Medizinische Versuche im Konzentrationslager Dachau

 

Das Krankenrevier des Konzentrationslagers Dachau, auch Revier oder Häftlingslazarett genannt, umfasste 1937 zwei Baracken. Die SS begann es ab 1939 zu erweitern. In den letzten Kriegsjahren erstreckte es sich auf 18 Baracken, auch Blöcke genannt. Dachau war Prototyp für spätere Konzentrationslager. In anderen Lagern waren die räumliche Situation und der organisatorische Ablauf der Reviere ähnlich, allerdings hatte Dachau einen so genannten Vorzeigebereich für Überprüfungen zum Beispiel durch das ROTE KREUZ. Nicht sämtliche, doch einige medizinische Versuche an Häftlingen fanden direkt im Häftlingslazarett statt.

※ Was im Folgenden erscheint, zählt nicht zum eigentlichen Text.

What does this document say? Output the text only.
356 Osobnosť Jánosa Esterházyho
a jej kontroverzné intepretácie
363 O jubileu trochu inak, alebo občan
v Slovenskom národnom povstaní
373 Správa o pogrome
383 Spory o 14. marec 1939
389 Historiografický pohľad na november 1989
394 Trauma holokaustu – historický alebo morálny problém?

Während des Krieges wurden, in der von der Außenwelt abgeschirmten Konzentrationslagern,  medizinische Versuche an wehrlosen Gefangenen durchgeführt. Heinrich Himmler, der eine eigene SS-Wissenschaft aufbauen wollte, hatte keine Bedenken, den SS-Ärzten Häftlinge als Versuchspersonen auszuliefern. Tausenden Männern und Frauen wurde bei diesen Versuchen die Gesundheit zerstört, oder sie erlitten einen qualvollen Tod. Auch im Lager Dachau wurden Hunderte von Gefangenen Opfer medizinischer Experimente.

Malaria-Versuchsreihe:

Professor Dr. Claus Schilling, ein anerkannter Forscher der Tropenmedizin, war bereits über 70 Jahre alt, als er auf Veranlassung Himmlers Anfang 1942 im Konzentrationslager Dachau eine Malaria-Versuchsstation einrichtete. Er suchte nach Möglichkeiten zur Immunisierung gegen Malaria; rund 1100 Häftlinge wurden zu diesem Zweck mit der Krankheit infiziert. Den Versuchspersonen wurden Erreger eingespritzt oder durch Mückenstiche übertragen, anschließend wurden die auftretenden Fieberanfälle mit verschiedenen Medikamenten behandelt und der Verlauf der Krankheit genau registriert. Als Versuchspersonen wurden anfänglich kriminelle Häftlinge, später vor allem polnische Geistliche, aber auch Italiener und Russen ausgewählt. In den letzten Wochen vor der Befreiung wurden Professor Schilling von der Lagerleitung nur noch invalide Häftlinge als Versuchspersonen zugeteilt; er führte jedoch seine Versuche unbeirrt weiter, bis Himmler schließlich am 5. April 1945 befahl, die Versuche abzubrechen. Die genaue Zahl der Häftlinge, die an den Folgen der Malaria-Versuche starben, ist nicht mehr festzustellen, da die Häftlinge nach Abklingen der Krankheit wieder an ihren Arbeitsplatz zurückkehren mussten und viele dort, durch die Malaria körperlich geschwächt, anderen Krankheiten zum Opfer fielen. 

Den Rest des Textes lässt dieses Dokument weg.